Sie haben gestritten, sich vertragen, sich wieder gestritten. Sie haben einen sehr unterschiedlichen Blick auf die Welt. Jetzt schreiben sie sich E-Mails – der Sohn an den Vater, der Vater an den Sohn. In unserer zehnteiligen Kolumne "Apfel an Stamm".

Vater, ich habe Angst.

In 30 Jahren werde ich ein wenig älter sein als Du jetzt, und Du wirst dich deinem 83. Lebensjahr nähern. Dreiundachtzig. Und damit geht es ja schon los, weil ich, während ich so einen Satz hinschreibe, ihm ein stilles "hoffentlich" hinterherdenke, denken muss, andernfalls würde es ja bedeuten, dass Du – richtig. Beziehungsweise, nein: falsch, ganz falsch.

Ich habe Angst, dass Du alt wirst.

Meine Angst ist nicht bedeutsam, nicht ungewöhnlich, nicht einzigartig. Jedes Kind, egal wie alt, kennt diese Angst. Wenn es darum geht, dass die Eltern altern, fallen wir Kinder in die uns zugedachten Rollen zurück. Aber Du bist ein Sonderfall. Bist nicht wie die anderen Väter, die irgendwann Plauze kriegen und Platte auf dem Kopf, die in Katalogen nach dem neuen Weber-Grill suchen, sonntags Autofelgen polieren und Dinge sagen wie: Fünf Sterne, all inclusive, klar, war ein bisschen teuer, aber dafür muss man sich in der Anlage um nichts kümmern!

Bei Dir ist das Problem ein anderes: Dein Alter ist und war bis jetzt immer nur eine abstrakte Größe, jedenfalls für mich. War eine Kerze mehr auf dem Kuchen, ein weiteres Grillen im Garten im April, mein Geschenk für Dich vielleicht Tickets für ein Leonard-Cohen-Konzert. Mehr nicht. Du hast ein paar Falten bekommen und einen graueren Kopf, aber sonst hat sich nicht viel verändert, die alte Erich-Kästner-Weisheit. Du bist fit. Du machst Sport. Du siehst gut aus. Du klopfst Sprüche. Du feierst. Du glühst.

Verstehst Du, Vater? Du bist gealtert, ohne zu altern.

Es gibt bis jetzt nichts, was mich auf einen greisen, gebrechlichen Vater vorbereiten würde. Du bist kein Mann, der sich pflegen lässt. Oder eine Windel trägt. Zu Dir passt kein Rollator. Wenn ich mir, das ist eine große Anstrengung, Dich in alt vorstelle, dann sehe ich so eine Richard-Branson-Figur vor mir tänzeln. Braungebrannt, das Hemd bis zum dritten Knopf offen, breites Grinsen, ein Lebemannleben. Alles andere scheint unvorstellbar.
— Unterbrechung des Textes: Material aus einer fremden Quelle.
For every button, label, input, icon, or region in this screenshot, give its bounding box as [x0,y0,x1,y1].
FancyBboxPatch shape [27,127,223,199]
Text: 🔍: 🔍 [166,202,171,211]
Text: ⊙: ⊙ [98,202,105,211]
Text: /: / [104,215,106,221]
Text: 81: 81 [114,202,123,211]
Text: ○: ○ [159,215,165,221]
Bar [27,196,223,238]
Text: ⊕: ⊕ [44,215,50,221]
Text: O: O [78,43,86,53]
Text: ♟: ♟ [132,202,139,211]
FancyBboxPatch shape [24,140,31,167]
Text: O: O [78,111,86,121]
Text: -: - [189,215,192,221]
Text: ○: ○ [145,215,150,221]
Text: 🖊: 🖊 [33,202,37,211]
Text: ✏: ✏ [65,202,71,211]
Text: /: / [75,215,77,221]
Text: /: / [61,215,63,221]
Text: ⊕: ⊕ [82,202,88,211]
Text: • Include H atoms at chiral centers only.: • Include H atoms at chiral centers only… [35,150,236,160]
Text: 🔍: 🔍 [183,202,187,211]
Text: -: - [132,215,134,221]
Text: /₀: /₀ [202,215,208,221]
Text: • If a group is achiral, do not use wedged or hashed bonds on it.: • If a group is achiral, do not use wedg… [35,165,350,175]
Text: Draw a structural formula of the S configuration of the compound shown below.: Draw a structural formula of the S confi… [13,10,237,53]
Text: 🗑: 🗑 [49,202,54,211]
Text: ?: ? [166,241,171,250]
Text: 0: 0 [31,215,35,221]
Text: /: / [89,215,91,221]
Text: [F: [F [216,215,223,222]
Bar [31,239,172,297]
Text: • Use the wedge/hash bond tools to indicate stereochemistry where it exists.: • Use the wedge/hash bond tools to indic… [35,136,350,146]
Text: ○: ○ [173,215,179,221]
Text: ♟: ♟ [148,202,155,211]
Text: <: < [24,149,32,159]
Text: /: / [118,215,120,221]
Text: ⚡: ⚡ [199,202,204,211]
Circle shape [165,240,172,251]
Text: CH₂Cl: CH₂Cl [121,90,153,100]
Ich habe Angst vor dem Tag, an dem sich das ändert, an dem sich Deine Gebrechen mehren. Der Treppenlift eingebaut wird. Angst, dass mir Deine junge Frau eines morgens aus dem Telefon entgegenweint: Moritz, er ist gestürzt. Es sieht nicht gut aus.

Angst, dass Du doch kein Richard Branson wirst.

Moritz Herrmann, Jahrgang 1987, aus Hamburg. Freier Reporter für DIE ZEIT, "Neon", "Dummy", "11Freunde" und andere. Herrmann schreibt Reportagen und Porträts, aber auch ausgesprochen gern über sich selbst. © privat

Das Problem in 30 Jahren wird nicht sein, dass Du Dir nicht helfen lassen willst. Das Problem wird sein, dass ich nicht weiß, wie ich Dir helfen soll. Weil ich nicht weiß, wie das überhaupt geht: Dir helfen. Ich habe das nicht gelernt, ich musste ja nie.

Nun darf ich einen großen Luxus natürlich nicht verschweigen: Du bist sehr jung Vater geworden und auch deshalb noch immer nicht alt. Ich habe gute Freunde, die suchen ihren Eltern schon Heimplätze und Pflegekräfte. Wir beide waren neulich wieder auf St. Pauli feiern. Das ist ein Unterschied. Du kannst nicht aus dem Leben tröpfeln, intubiert, bettlägerig, mit Katheter. Vater, habe ich mehr Angst, dass Du alt wirst, als Du selbst?

Vielleicht kommt es ja ganz anders. Vielleicht wirst du 107 und ich 83. Dann wären wir gemeinsam alt. Du hast nicht allzu viel dafür getan, gerade deshalb wäre es Dir zuzutrauen. Auch den Sensemann nochmal verarschen, warum denn nicht? Vielleicht sterbe ich sogar vor Dir, Vater. Ich könnte damit leben.